Pienso muchas veces en la cantidad de decisiones que tomamos a diario para resolver pequeños problemas que surgen en la cotidianeidad.
Esas decisiones están condicionadas por nuestra forma de ser, y por nuestra cultura. Por resumir muy burdamente, en cultura, aunque sea un anatema, incluyo todos los factores exógenos a un individuo.
Personajes auténticamente rompedores con el ideario impuesto hay muy pocos. Casi todo lo que hacemos está imbuido de la influencia social del entorno donde nos movemos, de ahí que seamos, en la mayoría de los casos tremendamente gregarios.
En épocas anteriores las sociedades tenían otras preocupaciones. Cubrir las necesidades básicas le llevaba a un individuo prácticamente todo el día. Con el aumento del tiempo disponible, el individuo se ha infantilizado. Tiene tiempo disponible para ocuparse de detalles irrelevantes para un individuo cuya preocupación es simplemente su propia supervivencia.
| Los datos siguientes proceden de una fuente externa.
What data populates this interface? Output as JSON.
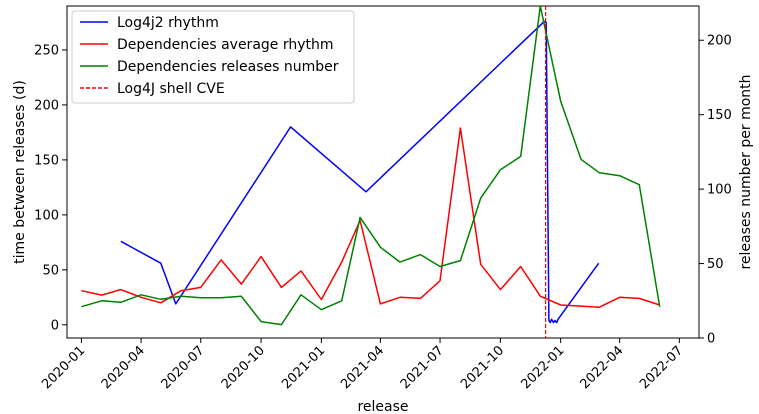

Hay demasiadas personas emocionalmente inmaduras e inestables. El conseguir las cosas con gran facilidad lleva a que se demande mayor consumo y esta retroalimentación engancha al indiviuo en una espiral cuasi ludopática. Tiene un problema, que el peso de la razón, en la toma de decisiones importantes, es cada vez menor.
Puede que las decisiones se tomen con el corazón, pero cuando una persona racional, madura, sensata y curtida, hace un análisis de esa decisión a posteriori y comprueba que es errónea lo más probable es que trate de resolver, por retracto o por modificación, la decisión tomada.
En cuanto a la cuestión
¿Qué hay más allá de nosotros? ¿Para qué sirve un piso o el dinero si eliminamos a la variable humana? ¿Tienen valor sólo en sí mismos? Me gustaría saber vuestra opinión.
¿Para qué sirve un piso? Pues yo diría, que depende del país. En España, el piso es mucho más que una solución habitacional. Es un símbolo de triunfo, de estatus, de estar en la onda social, de epatar al vecino, o al amigo y los que viven de esto lo saben. Tanto es así que España entera es ladrillo-dependiente desde un punto de vista económico.
Por otro lado está el uso como piso-hucha por parte del inversor más recalcitrante y tradicional. Todo ha sido montado para que el valor en sí mismo de un piso tenga una serie de suplementos adicionales, con respecto a otros países del entorno. Los ayuntamientos, los bancos, los especuladores han contado con la innegable contribución de ese pensamiento español.
Piense que si no existiera el comprador final, es decir, el que al final carga con el muerto, esta monumental pantomima y/o estafa, en la que los propios estafadores son estafados por otros más hábiles, en la que algo que cuesta hacerlo X se adquiere por 5X con el absoluto convencimiento del adquiriente, no se habría montado semejante embrollo.
El problema, ahora, es que los millones de compradores finales de los últimos 5 años, se niegan a que la cruda realidad les escupa a la cara que les han tomado el pelo. Es duro saberse estafado y muy malo para la autoestima, por eso los estafadores, están desplegando, desde hace meses, una monumental campaña mediática para que los estafados digieran esta píldora envenenada.
Termino, si realmente si eliminanos la variable humana, el dinero o un piso no vale absolutamente para nada.